Avinoam Shalem

Avinoam Shalem

Visiting Professor
Between Black and Brown Africa: For Critical Re-Writing of Mediterranean Histories
2023-2024 (June), 2022-2023 (May-June)
Avinoam Shalem


Avinoam Shalem is an art historian. He holds the Riggio Professorship for the Arts of Islam at Columbia University in New York. He has published extensively on the arts of Islam, especially arts of the object. His main field of interest is the global context of the visual cultures of the world of Islam, mainly in the Mediterranean, Near East, North Africa, Spain, South Italy and Sicily, medieval aesthetic thoughts on visual arts and craftsmanship, the image of 'Islamic' art, and the historiography of the field.

Project Summary

The project “Between Black and Brown Africa: For Critical Re-Writing of Mediterranean Histories” is part of Black Mediterranean / Mediterraneo Nero – Artistic Encounters and Counter-narratives / Incontri artistici e contronarrazioni. It investigates the ‘whitening’ of the histories of ancient and medieval North Africa, which culminated in the modern assumption that North Africa is, in fact, “white Africa” and that North African histories – and for some good reasons, one should admit – should be incorporated into the large and fluid cultural zone called the Mediterranean. Yet, how should we, art historians, address and treat the specific geographical space called North Africa? How can we assure to fully face it with the colonial, and rather racial, theories for the writings on global human histories of civilizations?

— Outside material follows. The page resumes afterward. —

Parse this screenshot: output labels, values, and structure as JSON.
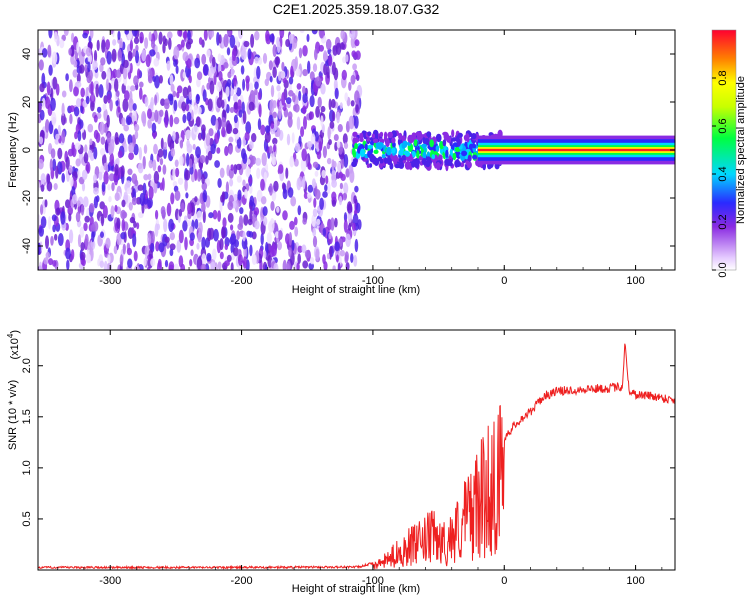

How can we make sure that North Africa’s wide network of connectivity with other cultural spaces, like, for example, Black Africa, Mid Saharan kingdoms, Berber culture, Islamic and islamicate world in Asia, and even the Indian Ocean, is being told? This research takes this investigative path by shaking the deliberately and ideologically manipulated adjective “Mediterranean”; a term which has been and still is associated with this space. It also questions Mediterraneanism as a frame of thinking and matrix of interpretation for medieval and early modern North African art and architecture.